Cardo makes problematic claims not borne out by facts. It is absurd to think that the employment & labour minister will solely have power to set sector employment equity targets willy-nilly, without following due processes in terms of consultation with the relevant sector stakeholders and seeking advice from the Commission for Employment Equity, as prescribed by section 15A of the Employment Equity Amendment Bill. In fact, the proposed amendment prescribes that even after consultation with the relevant sector stakeholders the minister is legally obligated to publish the proposed sector employment equity targets for public comment for 30 days before the final regulation is implemented.

The sector stakeholder consultations are already at an advanced stage, and this engagement process has been welcomed and embraced by employers. We are analysing the overwhelming feedback of submissions received from the relevant sector stakeholders in relation to the proposed sector employment equity targets. Again, it is misleading to refer to the sector employment equity targets as “racial quotas” when the bill already prescribes that justifiable, reasonable grounds for failure to achieve sector employment equity targets must be considered by the minister before denying the employer an employment equity compliance certificate.

Therefore, there is no rigidity in the regulation of sector employment equity targets and the issuing of the compliance certificate as a prerequisite to do business with the state. In fact, the justifiable reasonable grounds had already been negotiated and agreed to by all National Economic Development & Labour Council social partners before being included in the draft employment equity regulations of 2018.

Furthermore, to create a conducive legislative environment for job creation the proposed employment equity amendments prescribe the reduction of the regulatory burden for small businesses, that is those that employ between one and 49 employees, by exempting them from complying with the affirmative action provisions of chapter III of the Employment Equity Act. For example, the small businesses that were previously designated based on their annual turnover threshold will no longer be required to prepare employment equity plans and submit reports. This will ease the burden of administration for these small businesses.

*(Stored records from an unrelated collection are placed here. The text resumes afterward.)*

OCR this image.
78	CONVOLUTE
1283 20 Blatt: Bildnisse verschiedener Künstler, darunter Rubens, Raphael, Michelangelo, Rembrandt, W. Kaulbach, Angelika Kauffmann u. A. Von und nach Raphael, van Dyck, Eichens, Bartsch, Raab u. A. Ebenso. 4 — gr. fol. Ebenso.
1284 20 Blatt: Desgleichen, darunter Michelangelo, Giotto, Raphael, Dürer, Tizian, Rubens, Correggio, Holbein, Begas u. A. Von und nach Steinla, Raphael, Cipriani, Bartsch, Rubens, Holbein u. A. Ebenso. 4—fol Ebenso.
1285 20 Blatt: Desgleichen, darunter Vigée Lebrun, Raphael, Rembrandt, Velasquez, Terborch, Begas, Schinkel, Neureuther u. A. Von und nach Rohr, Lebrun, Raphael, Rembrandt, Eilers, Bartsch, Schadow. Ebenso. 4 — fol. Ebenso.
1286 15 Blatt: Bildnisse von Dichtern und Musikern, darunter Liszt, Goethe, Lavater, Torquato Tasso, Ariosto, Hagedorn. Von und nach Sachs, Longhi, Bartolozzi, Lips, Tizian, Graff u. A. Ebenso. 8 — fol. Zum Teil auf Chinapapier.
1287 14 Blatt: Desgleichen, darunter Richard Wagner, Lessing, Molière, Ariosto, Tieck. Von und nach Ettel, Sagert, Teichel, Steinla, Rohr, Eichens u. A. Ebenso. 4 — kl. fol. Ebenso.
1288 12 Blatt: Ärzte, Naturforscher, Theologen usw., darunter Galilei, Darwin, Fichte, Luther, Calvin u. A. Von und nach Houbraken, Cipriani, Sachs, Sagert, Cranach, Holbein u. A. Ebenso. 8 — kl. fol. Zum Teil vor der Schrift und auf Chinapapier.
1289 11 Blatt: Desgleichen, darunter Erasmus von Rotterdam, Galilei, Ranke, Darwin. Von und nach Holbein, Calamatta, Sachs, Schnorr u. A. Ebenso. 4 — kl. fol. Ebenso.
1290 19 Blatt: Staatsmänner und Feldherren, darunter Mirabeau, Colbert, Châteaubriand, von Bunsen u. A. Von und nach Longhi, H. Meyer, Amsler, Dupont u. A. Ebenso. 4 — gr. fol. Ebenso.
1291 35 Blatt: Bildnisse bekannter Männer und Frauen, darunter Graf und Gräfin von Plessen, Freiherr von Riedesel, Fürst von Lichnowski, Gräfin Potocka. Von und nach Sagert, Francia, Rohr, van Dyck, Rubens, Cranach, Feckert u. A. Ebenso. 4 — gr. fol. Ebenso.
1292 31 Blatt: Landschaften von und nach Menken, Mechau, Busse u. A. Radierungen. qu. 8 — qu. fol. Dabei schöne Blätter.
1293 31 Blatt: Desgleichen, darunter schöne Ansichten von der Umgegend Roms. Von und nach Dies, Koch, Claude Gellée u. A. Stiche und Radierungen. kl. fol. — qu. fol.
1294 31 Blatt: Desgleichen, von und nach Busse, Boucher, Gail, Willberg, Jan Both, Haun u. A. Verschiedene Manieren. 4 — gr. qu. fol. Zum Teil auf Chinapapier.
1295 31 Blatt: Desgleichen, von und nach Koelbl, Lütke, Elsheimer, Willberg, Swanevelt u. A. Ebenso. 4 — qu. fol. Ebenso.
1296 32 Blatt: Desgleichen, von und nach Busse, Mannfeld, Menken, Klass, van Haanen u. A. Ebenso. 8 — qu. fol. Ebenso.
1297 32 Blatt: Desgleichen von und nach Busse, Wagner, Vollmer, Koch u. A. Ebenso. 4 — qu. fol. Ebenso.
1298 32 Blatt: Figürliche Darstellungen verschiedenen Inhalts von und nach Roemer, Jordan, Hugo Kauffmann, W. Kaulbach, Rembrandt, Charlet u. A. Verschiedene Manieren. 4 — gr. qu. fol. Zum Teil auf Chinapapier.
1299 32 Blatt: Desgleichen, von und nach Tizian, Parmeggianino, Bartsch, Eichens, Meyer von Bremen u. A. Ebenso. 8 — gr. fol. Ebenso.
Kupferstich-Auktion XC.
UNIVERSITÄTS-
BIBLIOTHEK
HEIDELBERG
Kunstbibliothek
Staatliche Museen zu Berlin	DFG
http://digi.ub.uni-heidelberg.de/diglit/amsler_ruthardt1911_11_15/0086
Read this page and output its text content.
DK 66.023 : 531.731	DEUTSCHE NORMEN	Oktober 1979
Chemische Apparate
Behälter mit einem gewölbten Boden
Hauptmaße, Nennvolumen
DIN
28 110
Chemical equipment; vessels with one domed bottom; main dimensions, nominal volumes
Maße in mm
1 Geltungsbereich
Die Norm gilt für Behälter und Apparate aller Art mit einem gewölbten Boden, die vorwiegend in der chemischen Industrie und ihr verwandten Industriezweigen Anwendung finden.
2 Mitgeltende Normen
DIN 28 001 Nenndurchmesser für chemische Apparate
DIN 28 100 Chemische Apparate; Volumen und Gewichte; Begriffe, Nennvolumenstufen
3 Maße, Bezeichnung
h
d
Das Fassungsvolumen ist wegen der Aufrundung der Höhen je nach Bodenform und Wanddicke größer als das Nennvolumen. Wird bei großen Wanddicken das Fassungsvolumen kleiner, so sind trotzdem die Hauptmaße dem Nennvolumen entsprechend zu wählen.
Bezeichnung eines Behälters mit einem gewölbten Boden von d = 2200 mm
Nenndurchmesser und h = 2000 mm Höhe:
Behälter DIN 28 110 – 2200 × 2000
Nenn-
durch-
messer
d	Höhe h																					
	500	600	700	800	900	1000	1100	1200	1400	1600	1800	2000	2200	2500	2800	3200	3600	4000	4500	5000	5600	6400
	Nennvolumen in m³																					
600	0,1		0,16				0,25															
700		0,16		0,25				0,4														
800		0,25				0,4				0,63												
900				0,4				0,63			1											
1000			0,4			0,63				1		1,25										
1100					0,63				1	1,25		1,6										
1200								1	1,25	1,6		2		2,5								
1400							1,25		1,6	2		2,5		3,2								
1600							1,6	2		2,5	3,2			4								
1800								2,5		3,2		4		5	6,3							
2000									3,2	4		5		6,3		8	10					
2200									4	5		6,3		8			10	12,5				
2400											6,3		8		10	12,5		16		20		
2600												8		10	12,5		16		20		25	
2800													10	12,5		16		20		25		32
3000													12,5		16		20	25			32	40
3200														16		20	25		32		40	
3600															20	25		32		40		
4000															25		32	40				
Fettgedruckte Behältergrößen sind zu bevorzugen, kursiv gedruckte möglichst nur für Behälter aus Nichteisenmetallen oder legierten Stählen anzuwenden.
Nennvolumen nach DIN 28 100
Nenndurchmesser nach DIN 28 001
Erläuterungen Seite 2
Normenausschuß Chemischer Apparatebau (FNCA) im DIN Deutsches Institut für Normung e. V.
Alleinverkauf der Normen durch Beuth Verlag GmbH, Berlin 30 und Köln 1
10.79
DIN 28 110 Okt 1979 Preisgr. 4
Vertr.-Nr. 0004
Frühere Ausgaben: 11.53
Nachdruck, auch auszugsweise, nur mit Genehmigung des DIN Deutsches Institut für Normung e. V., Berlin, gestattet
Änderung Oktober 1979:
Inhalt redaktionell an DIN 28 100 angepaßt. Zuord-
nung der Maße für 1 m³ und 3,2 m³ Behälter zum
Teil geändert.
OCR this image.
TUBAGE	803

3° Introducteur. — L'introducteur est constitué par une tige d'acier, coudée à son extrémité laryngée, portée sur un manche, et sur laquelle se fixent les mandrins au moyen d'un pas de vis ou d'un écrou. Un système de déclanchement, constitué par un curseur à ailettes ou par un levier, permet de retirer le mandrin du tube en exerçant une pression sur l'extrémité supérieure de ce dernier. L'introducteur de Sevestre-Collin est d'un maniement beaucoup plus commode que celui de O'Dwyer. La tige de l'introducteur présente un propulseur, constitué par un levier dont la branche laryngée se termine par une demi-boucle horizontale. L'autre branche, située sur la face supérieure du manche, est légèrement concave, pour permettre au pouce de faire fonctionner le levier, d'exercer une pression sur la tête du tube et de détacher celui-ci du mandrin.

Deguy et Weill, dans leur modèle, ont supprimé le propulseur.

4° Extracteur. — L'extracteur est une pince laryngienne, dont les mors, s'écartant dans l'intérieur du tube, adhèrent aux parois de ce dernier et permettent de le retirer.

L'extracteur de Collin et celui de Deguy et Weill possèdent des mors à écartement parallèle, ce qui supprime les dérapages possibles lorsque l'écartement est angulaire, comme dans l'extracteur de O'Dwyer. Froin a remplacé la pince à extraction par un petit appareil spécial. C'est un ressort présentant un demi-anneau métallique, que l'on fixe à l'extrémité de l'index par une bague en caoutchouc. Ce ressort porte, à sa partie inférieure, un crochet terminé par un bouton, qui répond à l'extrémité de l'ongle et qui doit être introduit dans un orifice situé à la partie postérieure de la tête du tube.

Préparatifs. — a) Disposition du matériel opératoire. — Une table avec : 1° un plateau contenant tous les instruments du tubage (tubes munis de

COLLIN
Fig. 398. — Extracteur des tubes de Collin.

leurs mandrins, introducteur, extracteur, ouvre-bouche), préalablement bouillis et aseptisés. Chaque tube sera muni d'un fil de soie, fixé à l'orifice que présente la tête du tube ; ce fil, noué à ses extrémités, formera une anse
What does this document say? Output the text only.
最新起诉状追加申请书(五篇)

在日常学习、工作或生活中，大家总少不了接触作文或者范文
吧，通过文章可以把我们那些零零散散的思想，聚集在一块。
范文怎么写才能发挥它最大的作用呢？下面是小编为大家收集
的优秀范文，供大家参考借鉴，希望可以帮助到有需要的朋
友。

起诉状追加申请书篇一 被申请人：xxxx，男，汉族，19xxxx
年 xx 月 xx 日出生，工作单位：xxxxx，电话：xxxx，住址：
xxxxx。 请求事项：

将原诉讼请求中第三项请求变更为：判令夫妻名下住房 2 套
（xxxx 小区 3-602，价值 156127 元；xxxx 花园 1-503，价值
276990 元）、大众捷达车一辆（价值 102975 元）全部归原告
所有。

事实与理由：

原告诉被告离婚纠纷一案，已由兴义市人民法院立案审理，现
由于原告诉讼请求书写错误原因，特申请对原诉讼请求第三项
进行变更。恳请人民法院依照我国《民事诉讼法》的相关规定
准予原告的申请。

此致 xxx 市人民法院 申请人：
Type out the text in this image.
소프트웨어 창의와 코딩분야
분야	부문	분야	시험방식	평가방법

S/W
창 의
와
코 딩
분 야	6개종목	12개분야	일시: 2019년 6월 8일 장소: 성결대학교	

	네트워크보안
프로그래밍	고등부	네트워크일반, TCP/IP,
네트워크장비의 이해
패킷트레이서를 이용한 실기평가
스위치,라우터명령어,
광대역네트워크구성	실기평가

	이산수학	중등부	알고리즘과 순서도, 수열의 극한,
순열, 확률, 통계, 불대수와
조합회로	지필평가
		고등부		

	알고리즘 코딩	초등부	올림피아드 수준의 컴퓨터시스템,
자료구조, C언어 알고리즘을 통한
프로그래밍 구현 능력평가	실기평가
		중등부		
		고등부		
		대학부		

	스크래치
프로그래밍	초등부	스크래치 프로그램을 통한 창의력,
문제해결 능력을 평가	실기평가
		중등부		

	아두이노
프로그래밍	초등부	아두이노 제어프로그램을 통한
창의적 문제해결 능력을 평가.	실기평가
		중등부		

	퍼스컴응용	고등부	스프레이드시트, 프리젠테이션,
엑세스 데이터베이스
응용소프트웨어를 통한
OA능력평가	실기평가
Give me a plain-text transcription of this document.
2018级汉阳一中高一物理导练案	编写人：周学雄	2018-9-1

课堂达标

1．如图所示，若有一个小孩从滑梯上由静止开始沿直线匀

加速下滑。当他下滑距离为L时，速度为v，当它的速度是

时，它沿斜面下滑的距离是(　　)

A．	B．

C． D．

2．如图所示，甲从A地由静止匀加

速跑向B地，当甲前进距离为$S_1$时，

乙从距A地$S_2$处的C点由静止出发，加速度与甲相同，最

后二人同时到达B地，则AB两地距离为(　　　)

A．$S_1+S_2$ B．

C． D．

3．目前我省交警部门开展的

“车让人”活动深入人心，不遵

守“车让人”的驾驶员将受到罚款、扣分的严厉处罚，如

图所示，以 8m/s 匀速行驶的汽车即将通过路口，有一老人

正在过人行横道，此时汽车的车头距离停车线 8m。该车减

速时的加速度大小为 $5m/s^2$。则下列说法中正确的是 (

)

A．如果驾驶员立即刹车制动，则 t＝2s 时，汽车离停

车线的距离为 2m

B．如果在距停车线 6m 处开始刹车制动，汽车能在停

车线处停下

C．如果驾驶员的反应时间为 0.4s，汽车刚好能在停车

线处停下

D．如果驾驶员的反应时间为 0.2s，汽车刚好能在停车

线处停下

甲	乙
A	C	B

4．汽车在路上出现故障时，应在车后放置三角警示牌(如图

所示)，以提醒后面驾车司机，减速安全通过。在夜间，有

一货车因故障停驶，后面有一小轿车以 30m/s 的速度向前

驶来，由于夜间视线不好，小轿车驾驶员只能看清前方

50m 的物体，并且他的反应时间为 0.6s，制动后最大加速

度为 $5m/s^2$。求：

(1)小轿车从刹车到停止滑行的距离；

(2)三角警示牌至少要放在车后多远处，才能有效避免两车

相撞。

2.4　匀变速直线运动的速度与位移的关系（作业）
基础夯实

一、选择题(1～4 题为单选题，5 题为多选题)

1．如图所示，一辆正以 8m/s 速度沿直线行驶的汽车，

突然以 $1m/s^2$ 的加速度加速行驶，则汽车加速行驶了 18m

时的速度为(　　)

To turn the corner and expedite the pace of economic transformation during our lifetime, the proposed employment equity amendments before parliament should be seen as a catalyst to achieve this objective. Apartheid, in law and in fact, systematically discriminated against black people in all aspects of social life. Black people were prevented from becoming owners of property or even residing in areas classified as white; senior jobs and access to established schools and universities was denied to them; civic amenities, including transport systems, public parks, libraries and many shops, were closed to black people. Instead, separate and inferior facilities were provided. The deep scars of this appalling system are still visible in our society.

The deeply entrenched systemic discrimination by apartheid had dire consequences for the majority of citizens. The principle of job reservation that was legislated meant that the black population, women and persons with disabilities were segregated and could not compete on an equal basis for job opportunities. Our aim is to reverse this, and we are open to having conversations with all stakeholders as we have done.

Cardo is playing politics with people’s lives, and this is highly problematic — particularly when he decides to play games with the facts.

• Nxesi is employment & labour minister.